Splendorous Fàbregas leads his technicians to San Siro dethroning
Are Arsenal ready to replace Milan as champions of the continent? The mounting evidence suggests last season’s frustration-filled strugglers could just do so; becoming the first English side to win on Milan’s own patch has the jury preparing a unanimous verdict in the trial of the lethal youngsters who are wreaking havoc on the Premier League and most recently the peninsula.
As ever, Cesc Fàbregas was the architect. Barcelona remain obsessed with the one that got away, but are trying their hardest to convince the footballing world they have forgotten him. Their most recent statement claims he will never be welcome at the Camp Nou following his fully justified walkout when just 16 years of age, but the Catalans are playing a bad game of politics.
The ultimate political faux pas could be realised if Arsenal draw Barcelona in the last eight and Fàbregas exhibits his full array of talents.
He is Arsenal’s version of Kaká, and while the Spaniard is not yet at the level of the World Footballer of the Year he, ably supported by his team-mates, outshone the isolated Brazilian and won the game for Arsenal with a sublime strike and key build-up play for a deserved second at the death. While Kaká showed terrific instinct with a sharp shot from the edge of the area that flashed just wide in the first half, Fàbregas’s effort was equally impudent but on this occasion possessed a deadly accuracy.
Fàbregas is a different player from 12 months ago. His maturity has belied his years, his development been far more rapid than conceivable. That level of progress despite his fantastic raw talent as a skinny teenager trying to make his way amongst fellow youth pretenders at a distant club in the region of north London having made the big decision to leave his home country and family.
The 20-year-old struggled greatly for goals, and consistency, last season in an Arsenal side that lacked a predatory instinct in front of goal as Thierry Henry proved an overbearing rather than leading personality in his final season. With the Frenchman’s exit Fàbregas, who admitted that he and the club have benefited by the 1998 World Cup winner’s departure, excelled and he personifies the new spirit and proficiency about Arsenal.
Collectively, Arsenal were dictatorial in Italy exactly a year after they crumbled to a meek defeat at PSV Eindhoven that saw them exit the competition and left a promising squad with nothing to play for with months of the campaign remaining. In 2008, they were fittingly clapped off by the gracious home supporters who admire sumptuous, passing football like that of the Manchester United side they witnessed in the semi-finals last term and most lately from Arsène Wenger’s dazzling youth. They only wished their own coach Carlo Ancelotti, said to be hanging onto his job after the defeat, could inspire his squad to a similarly breathtaking degree of elegance.

Technically, Arsenal were superior, smashing the stereotypes of English clubs with their long ball and negative tactics. The Milanese support were highly critical of Liverpool’s style of play but ovation greeted Arsenal though the short supply of Englishmen perhaps offers rationale to the game’s greater technical level.
Yet after Fàbregas’s intuitive strike that provided the definitive moment of quality deserving of winning the tie, a shot that Željko Kalac couldn’t get near, it was an Englishman for the future who earned appreciation with a superb assist.

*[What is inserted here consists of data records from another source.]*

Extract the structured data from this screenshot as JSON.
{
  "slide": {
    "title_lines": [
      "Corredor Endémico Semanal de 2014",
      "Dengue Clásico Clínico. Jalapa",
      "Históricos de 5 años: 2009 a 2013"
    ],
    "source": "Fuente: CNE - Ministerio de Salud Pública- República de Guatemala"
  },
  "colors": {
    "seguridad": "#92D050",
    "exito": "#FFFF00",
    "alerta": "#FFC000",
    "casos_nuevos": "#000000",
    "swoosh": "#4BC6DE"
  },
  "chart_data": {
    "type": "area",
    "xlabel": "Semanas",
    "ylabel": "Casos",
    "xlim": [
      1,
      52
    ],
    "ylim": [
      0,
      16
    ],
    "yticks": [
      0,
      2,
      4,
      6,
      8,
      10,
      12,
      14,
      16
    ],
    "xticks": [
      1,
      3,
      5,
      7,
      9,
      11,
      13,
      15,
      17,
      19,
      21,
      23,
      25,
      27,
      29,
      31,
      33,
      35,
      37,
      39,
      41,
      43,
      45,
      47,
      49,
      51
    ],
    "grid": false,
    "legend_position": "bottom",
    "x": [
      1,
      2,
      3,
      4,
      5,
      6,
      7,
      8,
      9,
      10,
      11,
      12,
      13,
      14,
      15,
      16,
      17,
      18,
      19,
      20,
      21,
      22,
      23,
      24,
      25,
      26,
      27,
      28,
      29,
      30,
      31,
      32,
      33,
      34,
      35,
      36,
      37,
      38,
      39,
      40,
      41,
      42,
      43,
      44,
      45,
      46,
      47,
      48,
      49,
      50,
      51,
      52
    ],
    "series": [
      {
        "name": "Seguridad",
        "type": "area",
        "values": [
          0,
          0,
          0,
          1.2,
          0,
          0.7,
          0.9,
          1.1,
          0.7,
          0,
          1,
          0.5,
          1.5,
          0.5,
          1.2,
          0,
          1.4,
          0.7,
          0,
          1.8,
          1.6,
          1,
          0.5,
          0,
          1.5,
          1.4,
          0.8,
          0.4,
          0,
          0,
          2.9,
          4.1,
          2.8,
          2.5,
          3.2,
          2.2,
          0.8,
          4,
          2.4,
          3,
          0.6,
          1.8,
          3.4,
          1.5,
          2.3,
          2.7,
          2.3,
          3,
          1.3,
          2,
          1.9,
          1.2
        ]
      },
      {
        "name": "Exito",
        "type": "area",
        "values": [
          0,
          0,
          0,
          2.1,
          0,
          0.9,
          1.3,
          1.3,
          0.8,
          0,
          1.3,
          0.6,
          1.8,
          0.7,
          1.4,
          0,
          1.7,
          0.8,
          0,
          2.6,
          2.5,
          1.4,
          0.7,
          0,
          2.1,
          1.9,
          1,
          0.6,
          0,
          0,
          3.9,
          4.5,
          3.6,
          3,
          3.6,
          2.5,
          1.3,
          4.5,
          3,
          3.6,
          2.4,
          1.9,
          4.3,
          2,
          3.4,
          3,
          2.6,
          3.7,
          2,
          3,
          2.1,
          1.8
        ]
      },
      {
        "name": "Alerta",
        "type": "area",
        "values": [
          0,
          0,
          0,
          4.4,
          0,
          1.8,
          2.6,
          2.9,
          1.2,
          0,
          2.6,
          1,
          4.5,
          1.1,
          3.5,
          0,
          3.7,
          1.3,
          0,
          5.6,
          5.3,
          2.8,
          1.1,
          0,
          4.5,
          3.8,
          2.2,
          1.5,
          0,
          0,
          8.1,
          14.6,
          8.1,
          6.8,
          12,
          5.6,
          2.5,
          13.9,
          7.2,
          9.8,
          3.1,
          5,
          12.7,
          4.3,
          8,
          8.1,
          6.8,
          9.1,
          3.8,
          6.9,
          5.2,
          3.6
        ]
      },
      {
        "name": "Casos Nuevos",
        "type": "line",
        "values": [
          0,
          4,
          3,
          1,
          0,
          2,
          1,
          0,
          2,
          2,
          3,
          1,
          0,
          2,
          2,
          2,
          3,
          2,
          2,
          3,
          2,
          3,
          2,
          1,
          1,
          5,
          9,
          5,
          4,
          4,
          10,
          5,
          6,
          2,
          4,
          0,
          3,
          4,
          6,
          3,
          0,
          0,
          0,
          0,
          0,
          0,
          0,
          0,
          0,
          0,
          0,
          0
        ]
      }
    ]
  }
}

Theo Walcott, who has disappointed Wenger after not making progress that was anticipated by the maestro coach, rode a challenge of sheer desperation from Kakha Kaladze after thoroughly outpacing him down the right flank before expertly crossing from the by-line into the feet of Emmanuel Adebayor, and the Togolese forward couldn’t miss from just a few yards.
The incumbent kings of the peninsula have been overthrown by a bunch of young revolutionaries intent on spreading their ideals across Europe and demonstrating that their footballing concepts are the ones worthy of the coveted Champions League crown. Aged and out-dated, Milan played the role of a docile emperor who knows his time is up and patiently sits, awaiting the inevitable mutiny.
Wenger’s Arsenal were so vastly superior that even the emperor’s most partisan supporters didn’t dare put up a fight, but instead yielded by welcoming the new guard with warm applause. Those supporters will now look forward and wonder whether their usurpers are appropriately gifted to become the powerhouse on the continent that Milan once were. That critical uncertainty can seemingly be answered by just one man: the ever-unassuming but always poised Fàbregas, the symbol of Arsenal’s newfound greatness.
Can Fàbregas lead Arsenal to the CL or is it still too soon for these young Gunners?